Automatic Distributed Code Generation from Formal Models of Asynchronous Concurrent Processes Interacting by Multiway Rendezvous
Hugues Evrard and Frédéric Lang
Journal of Logical and Algebraic Methods in Programming 88:121-153, April 2017
Formal process languages inheriting the concurrency and communication features of process algebras are convenient formalisms to model distributed applications, especially when they are equipped with formal verification tools (e.g., modelcheckers) to help hunting for bugs early in the development process. However, even starting from a fully verified formal model, bugs are likely to be introduced while translating (generally by hand) the concurrent model -which relies on high-level and expressive communication primitives- into the distributed implementation -which often relies on low-level communication primitives.
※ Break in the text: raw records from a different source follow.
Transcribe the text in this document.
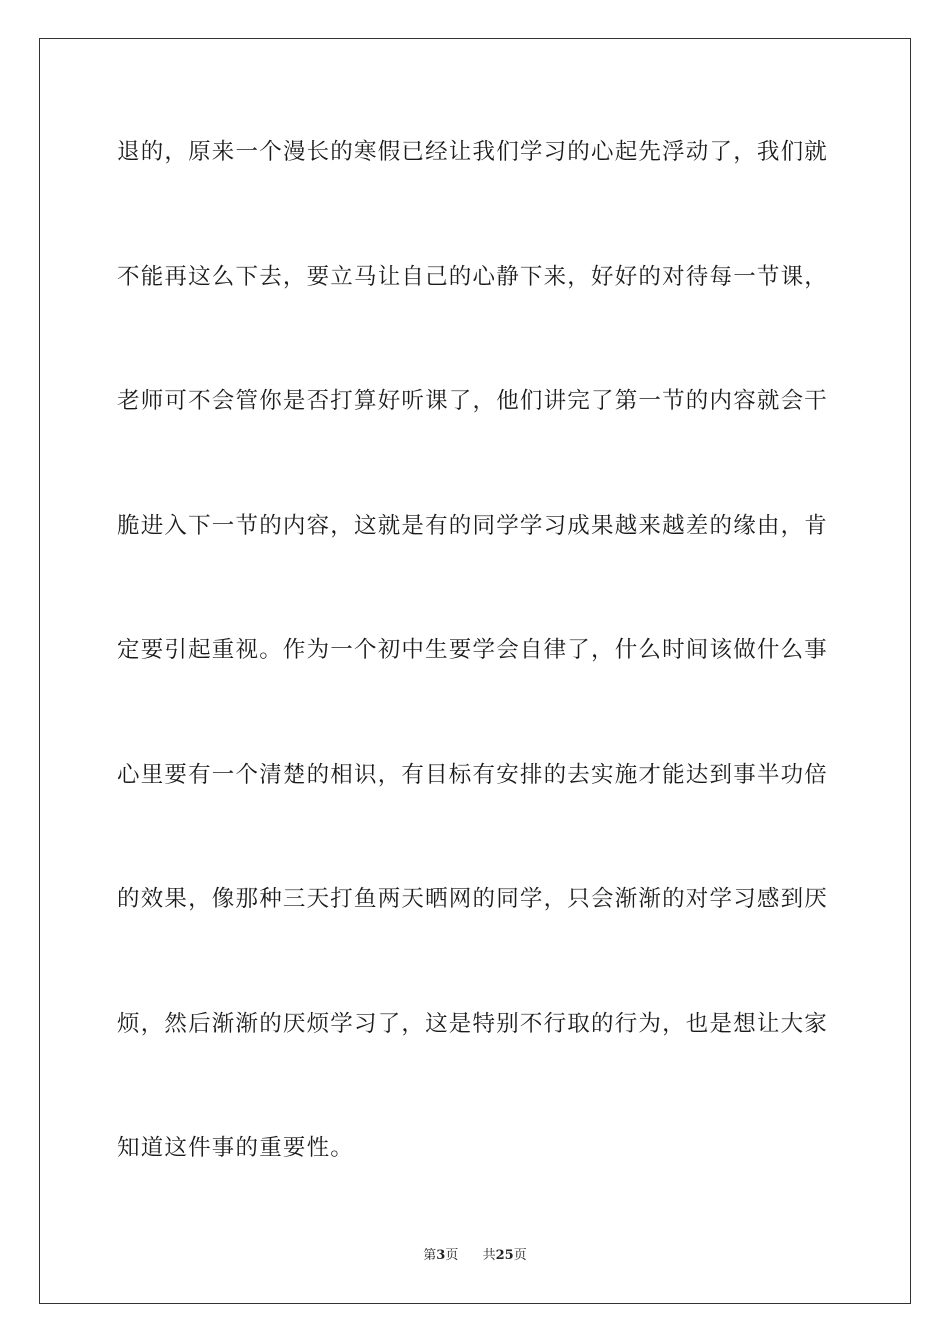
退的，原来一个漫长的寒假已经让我们学习的心起先浮动了，我们就
不能再这么下去，要立马让自己的心静下来，好好的对待每一节课，
老师可不会管你是否打算好听课了，他们讲完了第一节的内容就会干
脆进入下一节的内容，这就是有的同学学习成果越来越差的缘由，肯
定要引起重视。作为一个初中生要学会自律了，什么时间该做什么事
心里要有一个清楚的相识，有目标有安排的去实施才能达到事半功倍
的效果，像那种三天打鱼两天晒网的同学，只会渐渐的对学习感到厌
烦，然后渐渐的厌烦学习了，这是特别不行取的行为，也是想让大家
知道这件事的重要性。
第3页 共25页
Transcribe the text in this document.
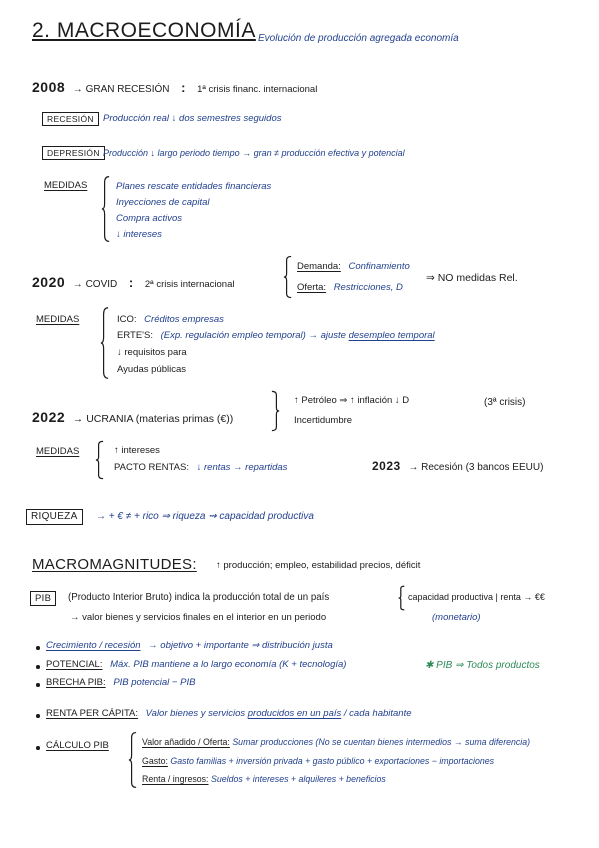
2. MACROECONOMÍA Evolución de producción agregada economía
2008 → GRAN RECESIÓN : 1ª crisis financ. internacional
RECESIÓN Producción real ↓ dos semestres seguidos
DEPRESIÓN Producción ↓ largo periodo tiempo → gran ≠ producción efectiva y potencial
MEDIDAS	Planes rescate entidades financieras
Inyecciones de capital
Compra activos
↓ intereses
2020 → COVID : 2ª crisis internacional
Demanda: Confinamiento
Oferta: Restricciones, D
⇒ NO medidas Rel.
MEDIDAS	ICO: Créditos empresas
ERTE'S: (Exp. regulación empleo temporal) → ajuste desempleo temporal
↓ requisitos para
Ayudas públicas
2022 → UCRANIA (materias primas (€))
↑ Petróleo ⇒ ↑ inflación ↓ D
Incertidumbre
(3ª crisis)
MEDIDAS	↑ intereses
PACTO RENTAS: ↓ rentas → repartidas	2023 → Recesión (3 bancos EEUU)
RIQUEZA	→ + € ≠ + rico ⇒ riqueza ⇝ capacidad productiva
MACROMAGNITUDES: ↑ producción; empleo, estabilidad precios, déficit
PIB	(Producto Interior Bruto) indica la producción total de un país	capacidad productiva | renta → €€
→ valor bienes y servicios finales en el interior en un periodo	(monetario)
Crecimiento / recesión → objetivo + importante ⇒ distribución justa
POTENCIAL: Máx. PIB mantiene a lo largo economía (K + tecnología)	✱ PIB ⇒ Todos productos
BRECHA PIB: PIB potencial − PIB
RENTA PER CÁPITA: Valor bienes y servicios producidos en un país / cada habitante
CÁLCULO PIB	Valor añadido / Oferta: Sumar producciones (No se cuentan bienes intermedios → suma diferencia)
Gasto: Gasto familias + inversión privada + gasto público + exportaciones − importaciones
Renta / ingresos: Sueldos + intereses + alquileres + beneficios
In this paper, we present DLC, a compiler that enables distributed code to be generated from models written in a formal process language called LNT, which is equipped with a rich verification toolbox named CADP, and where processes interact by value-passing multiway rendezvous. The generated code uses an elaborate protocol to implement rendezvous, and can be either executed in an autonomous way (i.e., without requiring additional code to be defined by the user), or connected to external software through user-modifiable C functions. The protocol itself is modeled in LNT and verified using CADP. We present several experiments assessing the performance of DLC, including the Raft consensus algorithm.